Using Clinejection to Leak Publishing Secrets
While it is not yet clear who created the npm package breach and what their end goals were, it comes after security researcher Adnan Khan discovered that attackers could steal the repository’s authentication tokens through rapid injection by taking advantage of the fact that it is configured to automatically check any incoming issue raised on GitHub.
“When a new issue is opened, the workflow integrates Claude with access to the repository and a comprehensive set of tools to analyze and respond to the issue,” Khan explained. “The goal: change the initial response to reduce caregiver burden.”
But a misconfiguration in the workflow meant that it gave Claude excessive permissions to access arbitrary code releases within the default branch. This feature, combined with a quick injection embedded within a GitHub issue topic, can be exploited by an attacker with a GitHub account to trick the AI agent into executing arbitrary commands and risking a production release.
This flaw, which builds on PromptPwnd, is codenamed Clinejection. It was introduced with a source code commit made on December 21, 2025. The attack chain is presented below –
- Notify Claude that he used the wrong code in the workflow problem triage
- Remove valid repository entries by filling the repository with more than 10GB of junk data, which triggers GitHub’s Less Recently Used (LRU) repository removal policy
- Set toxic cache entries such as cache keys for nightly workloads
- Expect the nightly publishing to start around 2am UTC and start entering the poisoned cache.

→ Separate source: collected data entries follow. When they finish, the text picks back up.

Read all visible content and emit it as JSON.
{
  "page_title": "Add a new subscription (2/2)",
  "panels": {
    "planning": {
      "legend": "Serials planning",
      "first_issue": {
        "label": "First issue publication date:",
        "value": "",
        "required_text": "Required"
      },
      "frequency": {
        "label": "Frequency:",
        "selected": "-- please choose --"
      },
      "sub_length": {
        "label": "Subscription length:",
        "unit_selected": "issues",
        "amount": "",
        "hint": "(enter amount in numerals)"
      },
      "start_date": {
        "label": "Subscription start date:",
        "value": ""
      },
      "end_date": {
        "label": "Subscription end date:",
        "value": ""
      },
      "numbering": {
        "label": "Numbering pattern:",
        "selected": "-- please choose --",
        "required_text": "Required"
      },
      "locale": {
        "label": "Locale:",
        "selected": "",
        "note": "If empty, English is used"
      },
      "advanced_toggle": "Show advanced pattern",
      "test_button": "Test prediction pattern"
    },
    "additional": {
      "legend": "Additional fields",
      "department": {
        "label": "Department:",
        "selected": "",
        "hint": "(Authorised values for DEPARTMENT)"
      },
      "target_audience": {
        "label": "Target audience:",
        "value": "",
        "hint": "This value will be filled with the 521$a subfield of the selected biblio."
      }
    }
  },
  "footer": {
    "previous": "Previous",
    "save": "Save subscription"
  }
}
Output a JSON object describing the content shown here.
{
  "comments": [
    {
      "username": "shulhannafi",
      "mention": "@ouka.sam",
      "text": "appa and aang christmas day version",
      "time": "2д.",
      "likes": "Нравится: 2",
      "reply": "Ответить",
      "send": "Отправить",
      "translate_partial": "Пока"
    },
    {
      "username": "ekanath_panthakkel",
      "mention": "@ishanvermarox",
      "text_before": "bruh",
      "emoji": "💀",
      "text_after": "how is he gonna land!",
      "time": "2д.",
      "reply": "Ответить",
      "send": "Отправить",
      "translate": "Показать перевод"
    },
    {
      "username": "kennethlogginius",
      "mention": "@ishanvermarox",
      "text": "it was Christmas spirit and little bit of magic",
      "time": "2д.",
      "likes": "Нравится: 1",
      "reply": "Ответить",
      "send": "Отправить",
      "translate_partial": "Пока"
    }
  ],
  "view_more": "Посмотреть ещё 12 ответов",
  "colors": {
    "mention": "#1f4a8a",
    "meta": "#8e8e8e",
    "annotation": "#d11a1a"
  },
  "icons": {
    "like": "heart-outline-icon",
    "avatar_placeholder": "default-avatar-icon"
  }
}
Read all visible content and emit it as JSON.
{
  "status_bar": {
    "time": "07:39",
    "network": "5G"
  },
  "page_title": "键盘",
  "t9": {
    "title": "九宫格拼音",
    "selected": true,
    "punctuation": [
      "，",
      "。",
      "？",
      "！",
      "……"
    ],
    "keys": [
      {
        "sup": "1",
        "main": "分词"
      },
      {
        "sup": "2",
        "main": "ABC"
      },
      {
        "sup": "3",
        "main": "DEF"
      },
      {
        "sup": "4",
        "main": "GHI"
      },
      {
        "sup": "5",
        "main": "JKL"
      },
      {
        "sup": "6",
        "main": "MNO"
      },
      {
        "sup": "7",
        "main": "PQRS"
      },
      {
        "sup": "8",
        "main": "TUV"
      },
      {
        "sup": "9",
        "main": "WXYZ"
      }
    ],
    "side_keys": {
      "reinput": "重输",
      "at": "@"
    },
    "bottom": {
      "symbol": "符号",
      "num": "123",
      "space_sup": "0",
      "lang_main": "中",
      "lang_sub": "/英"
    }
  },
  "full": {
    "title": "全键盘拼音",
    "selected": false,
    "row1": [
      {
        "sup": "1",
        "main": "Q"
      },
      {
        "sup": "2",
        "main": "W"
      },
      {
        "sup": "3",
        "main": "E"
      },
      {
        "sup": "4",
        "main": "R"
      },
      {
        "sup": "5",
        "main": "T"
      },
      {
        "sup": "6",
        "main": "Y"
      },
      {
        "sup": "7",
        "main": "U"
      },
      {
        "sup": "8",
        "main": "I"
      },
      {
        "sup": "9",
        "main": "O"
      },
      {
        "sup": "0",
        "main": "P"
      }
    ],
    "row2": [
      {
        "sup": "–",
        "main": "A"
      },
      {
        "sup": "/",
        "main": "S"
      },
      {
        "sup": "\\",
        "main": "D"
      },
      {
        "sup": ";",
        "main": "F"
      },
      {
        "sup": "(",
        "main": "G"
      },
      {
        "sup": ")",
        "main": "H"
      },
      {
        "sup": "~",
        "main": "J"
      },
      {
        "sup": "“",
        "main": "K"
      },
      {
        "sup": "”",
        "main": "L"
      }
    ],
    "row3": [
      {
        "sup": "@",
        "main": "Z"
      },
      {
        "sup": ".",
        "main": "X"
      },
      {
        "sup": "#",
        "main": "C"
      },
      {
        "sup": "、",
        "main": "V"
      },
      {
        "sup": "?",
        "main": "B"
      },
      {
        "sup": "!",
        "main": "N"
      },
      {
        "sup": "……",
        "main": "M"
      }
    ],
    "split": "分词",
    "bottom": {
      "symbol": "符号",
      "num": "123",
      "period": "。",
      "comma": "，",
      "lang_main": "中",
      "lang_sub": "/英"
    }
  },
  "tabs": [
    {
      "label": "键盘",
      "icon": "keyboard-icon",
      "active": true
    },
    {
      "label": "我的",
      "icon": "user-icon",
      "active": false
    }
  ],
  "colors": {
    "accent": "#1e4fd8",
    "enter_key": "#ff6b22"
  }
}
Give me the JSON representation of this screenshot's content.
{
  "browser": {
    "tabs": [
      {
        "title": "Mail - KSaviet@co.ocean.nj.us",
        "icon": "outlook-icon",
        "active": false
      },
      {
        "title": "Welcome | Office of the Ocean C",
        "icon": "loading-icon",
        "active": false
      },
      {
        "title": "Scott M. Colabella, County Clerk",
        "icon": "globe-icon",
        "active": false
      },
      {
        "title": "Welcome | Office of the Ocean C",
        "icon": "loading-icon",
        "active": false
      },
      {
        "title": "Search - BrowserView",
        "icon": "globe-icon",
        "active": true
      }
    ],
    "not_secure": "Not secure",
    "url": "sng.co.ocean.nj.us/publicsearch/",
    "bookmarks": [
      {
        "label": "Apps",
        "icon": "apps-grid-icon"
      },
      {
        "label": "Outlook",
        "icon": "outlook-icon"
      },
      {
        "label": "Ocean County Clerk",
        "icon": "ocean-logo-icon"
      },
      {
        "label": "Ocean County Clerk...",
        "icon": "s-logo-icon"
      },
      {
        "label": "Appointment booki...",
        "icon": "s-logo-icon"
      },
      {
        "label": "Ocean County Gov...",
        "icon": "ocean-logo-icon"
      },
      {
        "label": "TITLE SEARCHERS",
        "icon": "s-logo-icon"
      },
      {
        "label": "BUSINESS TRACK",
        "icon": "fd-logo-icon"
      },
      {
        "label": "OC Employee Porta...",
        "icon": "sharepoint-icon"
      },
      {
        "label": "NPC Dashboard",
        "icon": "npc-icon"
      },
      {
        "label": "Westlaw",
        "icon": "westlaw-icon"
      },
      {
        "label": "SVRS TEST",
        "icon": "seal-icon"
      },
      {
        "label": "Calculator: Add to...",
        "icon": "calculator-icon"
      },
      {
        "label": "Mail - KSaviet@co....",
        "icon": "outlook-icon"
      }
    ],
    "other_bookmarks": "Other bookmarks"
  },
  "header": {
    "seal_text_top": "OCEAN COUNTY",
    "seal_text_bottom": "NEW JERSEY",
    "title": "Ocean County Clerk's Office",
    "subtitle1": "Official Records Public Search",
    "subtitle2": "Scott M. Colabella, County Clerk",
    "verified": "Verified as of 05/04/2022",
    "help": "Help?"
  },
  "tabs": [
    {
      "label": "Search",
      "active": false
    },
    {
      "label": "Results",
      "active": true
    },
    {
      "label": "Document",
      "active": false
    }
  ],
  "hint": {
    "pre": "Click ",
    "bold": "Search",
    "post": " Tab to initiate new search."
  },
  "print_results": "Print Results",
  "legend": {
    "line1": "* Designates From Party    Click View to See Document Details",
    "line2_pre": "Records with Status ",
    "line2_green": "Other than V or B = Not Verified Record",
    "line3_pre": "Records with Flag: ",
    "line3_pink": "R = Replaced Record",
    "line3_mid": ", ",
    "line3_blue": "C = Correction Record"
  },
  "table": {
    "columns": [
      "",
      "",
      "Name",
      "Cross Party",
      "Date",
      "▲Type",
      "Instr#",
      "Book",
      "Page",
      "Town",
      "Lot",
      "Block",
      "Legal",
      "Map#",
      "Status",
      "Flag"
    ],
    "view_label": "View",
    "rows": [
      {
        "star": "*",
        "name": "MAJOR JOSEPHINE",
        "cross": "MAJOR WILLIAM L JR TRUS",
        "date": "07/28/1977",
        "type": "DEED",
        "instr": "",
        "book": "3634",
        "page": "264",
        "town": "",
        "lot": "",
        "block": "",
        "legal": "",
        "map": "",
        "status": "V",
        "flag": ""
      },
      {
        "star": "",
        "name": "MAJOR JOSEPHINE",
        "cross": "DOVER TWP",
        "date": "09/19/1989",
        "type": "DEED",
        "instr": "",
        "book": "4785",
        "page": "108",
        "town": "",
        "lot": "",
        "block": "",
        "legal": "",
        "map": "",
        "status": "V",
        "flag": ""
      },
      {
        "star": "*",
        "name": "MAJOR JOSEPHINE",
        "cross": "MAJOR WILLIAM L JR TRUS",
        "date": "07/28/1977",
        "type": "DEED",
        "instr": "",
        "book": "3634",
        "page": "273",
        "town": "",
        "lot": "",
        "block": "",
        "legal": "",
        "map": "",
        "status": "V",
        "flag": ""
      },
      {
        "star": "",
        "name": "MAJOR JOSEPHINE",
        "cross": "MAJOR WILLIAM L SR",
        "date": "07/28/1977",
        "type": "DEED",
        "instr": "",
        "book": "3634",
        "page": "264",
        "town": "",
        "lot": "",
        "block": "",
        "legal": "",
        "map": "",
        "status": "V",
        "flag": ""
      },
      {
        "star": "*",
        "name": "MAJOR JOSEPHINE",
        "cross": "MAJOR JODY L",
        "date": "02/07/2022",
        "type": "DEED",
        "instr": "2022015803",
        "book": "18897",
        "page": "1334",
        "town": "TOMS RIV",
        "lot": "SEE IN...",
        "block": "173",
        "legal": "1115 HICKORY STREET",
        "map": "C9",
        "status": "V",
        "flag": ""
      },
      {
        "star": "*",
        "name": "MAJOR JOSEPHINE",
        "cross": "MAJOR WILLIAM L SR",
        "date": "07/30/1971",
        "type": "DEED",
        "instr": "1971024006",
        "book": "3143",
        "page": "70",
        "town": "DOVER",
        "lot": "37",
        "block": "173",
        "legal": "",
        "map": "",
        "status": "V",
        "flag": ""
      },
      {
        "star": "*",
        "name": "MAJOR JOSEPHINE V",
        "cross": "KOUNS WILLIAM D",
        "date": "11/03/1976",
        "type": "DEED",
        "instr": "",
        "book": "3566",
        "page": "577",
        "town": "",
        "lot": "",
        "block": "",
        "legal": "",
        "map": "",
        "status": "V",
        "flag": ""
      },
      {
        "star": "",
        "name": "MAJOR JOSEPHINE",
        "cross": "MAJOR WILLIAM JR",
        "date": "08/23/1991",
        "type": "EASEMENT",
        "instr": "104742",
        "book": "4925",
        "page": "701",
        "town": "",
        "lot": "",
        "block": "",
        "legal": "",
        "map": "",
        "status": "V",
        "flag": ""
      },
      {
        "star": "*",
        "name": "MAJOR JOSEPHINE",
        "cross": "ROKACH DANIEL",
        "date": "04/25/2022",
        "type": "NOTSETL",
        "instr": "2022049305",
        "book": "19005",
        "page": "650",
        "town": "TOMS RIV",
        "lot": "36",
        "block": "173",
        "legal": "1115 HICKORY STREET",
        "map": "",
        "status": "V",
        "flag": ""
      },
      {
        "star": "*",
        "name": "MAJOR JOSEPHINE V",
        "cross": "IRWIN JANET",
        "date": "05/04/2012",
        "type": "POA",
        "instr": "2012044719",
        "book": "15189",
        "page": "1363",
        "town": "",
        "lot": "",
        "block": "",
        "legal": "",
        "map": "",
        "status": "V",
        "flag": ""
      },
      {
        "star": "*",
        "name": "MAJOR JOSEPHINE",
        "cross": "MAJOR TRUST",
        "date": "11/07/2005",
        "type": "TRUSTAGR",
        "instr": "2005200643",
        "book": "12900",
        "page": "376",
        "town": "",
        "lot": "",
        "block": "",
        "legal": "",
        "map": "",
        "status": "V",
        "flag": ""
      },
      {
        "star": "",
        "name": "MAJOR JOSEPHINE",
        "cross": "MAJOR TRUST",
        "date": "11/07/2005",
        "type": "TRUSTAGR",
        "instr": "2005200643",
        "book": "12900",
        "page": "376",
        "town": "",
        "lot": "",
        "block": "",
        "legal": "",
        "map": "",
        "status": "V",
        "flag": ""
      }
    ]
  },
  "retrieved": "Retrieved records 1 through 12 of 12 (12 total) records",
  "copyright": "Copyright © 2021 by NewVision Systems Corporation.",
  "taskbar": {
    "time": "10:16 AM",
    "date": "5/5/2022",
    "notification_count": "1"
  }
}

“This will allow an attacker to use the code in night operations and steal the secrets of the publication,” Khan noted. “If a threat actor were to obtain production publishing tokens, the result would be a devastating attack on the supply chain.”
“A malicious update pushed with compromised publication credentials will run in the context of every developer that has the extension installed and set to update automatically.”
In other words, the attack sequence uses GitHub Actions repository poison to bypass three workflows to high-privilege workflows, such as Publish Nightly Release and Publish NPM Nightly workflows, and steal nightly publishing credentials, which have the same access as those used for production releases.
As it turns out, this is what happened, an unknown malicious actor used a valid npm release token (referred to as NPM_RELEASE_TOKEN or NPM_TOKEN) to verify the Node.js registration and publish the Cline 2.3.0 version.
“We’ve been talking about AI chain security in terms of statistics for a very long time, and this week it became a reality,” said Chris Hughes, VP of Security Strategy at Zenity, in a statement shared with Hacker News. “When the topic of a single issue can influence the automated build path and affect published releases, the risk is no longer a theory. The industry needs to start recognizing AI agents as special actors that need to be managed.”